(Adds plant details, quotes on cheap oil, stock movement)
By Ernest Scheyder
DENVER, April 1 (Reuters) - Oasis Petroleum Inc may create a master limited partnership (MLP) for a $200 million North Dakota gas processing plant, taking advantage of a key financial trend in the energy sector to generate cash, President Taylor Reid said on Wednesday.
Oasis, which operates solely in North Dakota's Bakken shale formation, plans to construct the plant to process natural gas from the Wild Basin portion of North Dakota's Bakken shale formation, over the next two years.
The project would also contain crude oil gathering lines as well as saltwater distribution lines.
"We have potential JV partners for that, or we could go down the path of an MLP," Reid said at the DUG conference in Denver.
An MLP conversion would follow in the steps of Hess Corp , El Paso Pipeline Partners LP and other peers that have announced MLPs of their own for pipeline and processing assets.
MLPs, which trade like equity, are not taxed at the U.S. federal level, lowering their cost of capital for parent companies. They typically have higher quarterly payouts than dividend-paying companies, making them appealing to stockholders.
"In a low commodity price environment, you've got to find new ways to do things," he said.
Reid added that Oasis is "well positioned" to weather the low oil price environment.
The company, which has seen its share price plunge in the past seven months, completed a stock offering of 32 million shares in March to shore up its balance sheet and provide capital to weather cheap oil.
Part of the company's advantage stems from its division that hydraulically fractures, or "fracks," wells, meaning Oasis is not reliant on Halliburton Co or peers for that service.
For instance, Oasis plans to frack 80 wells this year using its own two frack crews. That saves about $400,000 per well, Reid estimated.

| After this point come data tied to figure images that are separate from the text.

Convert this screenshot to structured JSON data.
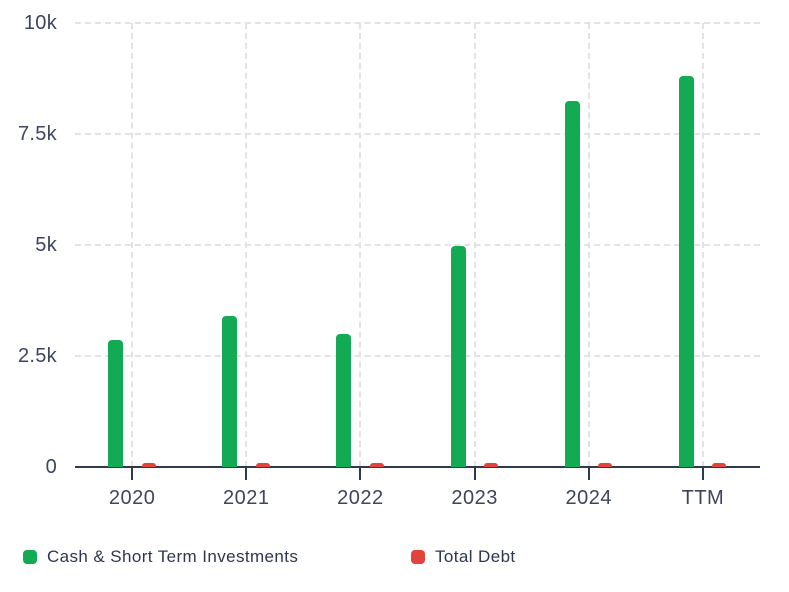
{
  "chart_data": {
    "type": "bar",
    "title": "",
    "xlabel": "",
    "ylabel": "",
    "categories": [
      "2020",
      "2021",
      "2022",
      "2023",
      "2024",
      "TTM"
    ],
    "series": [
      {
        "name": "Cash & Short Term Investments",
        "color": "#12ab53",
        "values": [
          2850,
          3400,
          2990,
          4975,
          8250,
          8800
        ]
      },
      {
        "name": "Total Debt",
        "color": "#df453c",
        "values": [
          100,
          100,
          100,
          100,
          100,
          100
        ]
      }
    ],
    "ylim": [
      0,
      10000
    ],
    "yticks": [
      {
        "value": 0,
        "label": "0"
      },
      {
        "value": 2500,
        "label": "2.5k"
      },
      {
        "value": 5000,
        "label": "5k"
      },
      {
        "value": 7500,
        "label": "7.5k"
      },
      {
        "value": 10000,
        "label": "10k"
      }
    ],
    "grid": "dashed",
    "legend_position": "bottom"
  },
  "colors": {
    "background": "#ffffff",
    "axis": "#2d3a52",
    "grid": "#e3e3e3",
    "tick_label": "#3c465c",
    "legend_text": "#2c3752"
  }
}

"Even in a lower price environment, there's still good benefits, because we're doing all this work ourselves," he said.
Yet the company is already preparing for higher oil prices, with Reid mentioning executives are right now "building a rebound scenario." Part of any higher-price strategy could involve development of acreage in Montana, which Oasis expects could hold as much as 500,000 barrels of oil equivalent, Reid said.
Shares of Houston-based Oasis rose 5.2 percent to $14.96 in Wednesday afternoon trading, in line with a jump in the U.S. benchmark price of crude.